Capture state before any change:

apt list --installed 2>/dev/null > /root/apt-pre.txt
dpkg --get-selections > /root/dpkg-pre.txt
# ZFS-on-root (Ubuntu 20.04+ default installer option):
sudo zfs snapshot rpool/ROOT/ubuntu@pre-exiv2
# LVM-on-root:
sudo lvcreate -L 4G -s -n root_pre_patch /dev/<vg>/<root-lv>

To revert:

sudo apt install --allow-downgrades -y exiv2=<old-version>
sudo systemctl daemon-reload
sudo systemctl restart exiv2
# Kernel rollback: pick the prior kernel from the GRUB menu, then:
sudo systemctl reboot
# ZFS rollback (rolls the whole root dataset):
sudo zfs rollback -r rpool/ROOT/ubuntu@pre-exiv2

Prevention & Hardening

Reduce the chance of this recurring on Ubuntu 22.04 (jammy):

  • Enable scheduled security updates via unattended-upgrades:

    sudo apt install -y unattended-upgrades update-notifier-common
    sudo dpkg-reconfigure -plow unattended-upgrades
    # /etc/apt/apt.conf.d/50unattended-upgrades:
    Unattended-Upgrade::Allowed-Origins { "${distro_id}:${distro_codename}-security"; };
  • Install needrestart so services restart automatically after library upgrades:

    sudo apt install -y needrestart
    # /etc/needrestart/needrestart.conf -> $nrconf{restart} = 'a';
  • Attach Ubuntu Pro to enable Livepatch and extended security coverage:

    sudo pro attach <token>
    sudo pro enable livepatch
  • Subscribe to ubuntu-security-announce and watch ubuntu.com/security/cves.

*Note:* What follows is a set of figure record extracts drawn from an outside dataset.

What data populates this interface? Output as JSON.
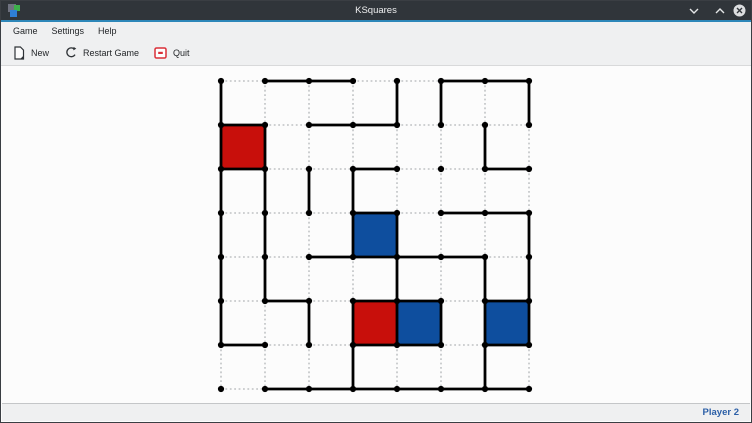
{
  "window": {
    "title": "KSquares",
    "titlebar_color": "#30353a",
    "accent_color": "#2d87b9",
    "controls": [
      {
        "name": "minimize"
      },
      {
        "name": "maximize"
      },
      {
        "name": "close"
      }
    ]
  },
  "menubar": {
    "items": [
      {
        "label": "Game"
      },
      {
        "label": "Settings"
      },
      {
        "label": "Help"
      }
    ]
  },
  "toolbar": {
    "buttons": [
      {
        "label": "New",
        "icon": "new-document-icon"
      },
      {
        "label": "Restart Game",
        "icon": "restart-icon"
      },
      {
        "label": "Quit",
        "icon": "quit-icon"
      }
    ]
  },
  "statusbar": {
    "current_player": "Player 2",
    "text_color": "#2b5fa7"
  },
  "board": {
    "dots_per_side": 8,
    "squares_per_side": 7,
    "dot_spacing": 44,
    "svg_offset": 8,
    "origin": {
      "x": 220,
      "y": 80
    },
    "colors": {
      "player1": "#c80f0b",
      "player2": "#0e4e9e",
      "line": "#000000",
      "dot": "#000000",
      "grid_dotted": "#b3b6b8"
    },
    "solid_h": [
      [
        0,
        1
      ],
      [
        0,
        2
      ],
      [
        0,
        5
      ],
      [
        0,
        6
      ],
      [
        1,
        0
      ],
      [
        1,
        2
      ],
      [
        1,
        3
      ],
      [
        2,
        0
      ],
      [
        2,
        3
      ],
      [
        2,
        6
      ],
      [
        3,
        3
      ],
      [
        3,
        5
      ],
      [
        3,
        6
      ],
      [
        4,
        2
      ],
      [
        4,
        3
      ],
      [
        4,
        4
      ],
      [
        4,
        5
      ],
      [
        5,
        1
      ],
      [
        5,
        3
      ],
      [
        5,
        4
      ],
      [
        5,
        6
      ],
      [
        6,
        0
      ],
      [
        6,
        3
      ],
      [
        6,
        4
      ],
      [
        6,
        6
      ],
      [
        7,
        1
      ],
      [
        7,
        2
      ],
      [
        7,
        3
      ],
      [
        7,
        4
      ],
      [
        7,
        5
      ],
      [
        7,
        6
      ]
    ],
    "solid_v": [
      [
        0,
        0
      ],
      [
        0,
        1
      ],
      [
        0,
        2
      ],
      [
        0,
        3
      ],
      [
        0,
        4
      ],
      [
        0,
        5
      ],
      [
        1,
        1
      ],
      [
        1,
        2
      ],
      [
        1,
        3
      ],
      [
        1,
        4
      ],
      [
        2,
        2
      ],
      [
        2,
        5
      ],
      [
        3,
        2
      ],
      [
        3,
        3
      ],
      [
        3,
        5
      ],
      [
        3,
        6
      ],
      [
        4,
        0
      ],
      [
        4,
        3
      ],
      [
        4,
        4
      ],
      [
        4,
        5
      ],
      [
        5,
        0
      ],
      [
        5,
        5
      ],
      [
        6,
        1
      ],
      [
        6,
        4
      ],
      [
        6,
        5
      ],
      [
        6,
        6
      ],
      [
        7,
        0
      ],
      [
        7,
        3
      ],
      [
        7,
        4
      ],
      [
        7,
        5
      ]
    ],
    "filled_squares": [
      {
        "row": 1,
        "col": 0,
        "player": 1
      },
      {
        "row": 3,
        "col": 3,
        "player": 2
      },
      {
        "row": 5,
        "col": 3,
        "player": 1
      },
      {
        "row": 5,
        "col": 4,
        "player": 2
      },
      {
        "row": 5,
        "col": 6,
        "player": 2
      }
    ]
  }
}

  • Monitor file integrity with debsums and AIDE:

    sudo apt install -y debsums aide
    sudo debsums -ca
    sudo aideinit && sudo mv /var/lib/aide/aide.db.new /var/lib/aide/aide.db
    sudo aide --check
  • For estate-wide patching, manage with Canonical Landscape:

    sudo apt install -y landscape-client
    sudo landscape-config
  • Keep AppArmor profiles in enforce mode and apply CIS Ubuntu Linux Benchmark hardening.

Issues that commonly surface alongside exiv2 — multiple vulnerabilities (8 CVEs) — patch and remediation guide: apt lock contention, broken dpkg state, systemd ordering cycles, AppArmor denials, and UFW rule drift. Useful triage:

sudo dpkg --configure -a
sudo apt --fix-broken install
systemd-analyze critical-chain
sudo journalctl -k 2>/dev/null | grep -i apparmor | tail
cat /proc/sys/kernel/tainted

View all ubuntu-22-04 tutorials on the Tutorials Hub →

Browse all common problems & solutions on the Tutorials Hub.

References & Further Reading

Primary reference: Ubuntu Security Notice USN-8103-2. Manual pages useful on Ubuntu 22.04:

man apt
man apt-get
man apt-mark
man dpkg
man systemctl
man journalctl
man ufw
man apparmor
man aa-status
man unattended-upgrades
man canonical-livepatch
man pro

Other resources: Ubuntu Security Notices, Ubuntu CVE Tracker, Ubuntu upgrade notes, and per-package notes in /usr/share/doc/exiv2/ for components implicated in exiv2 — multiple vulnerabilities (8 CVEs) — patch and remediation guide.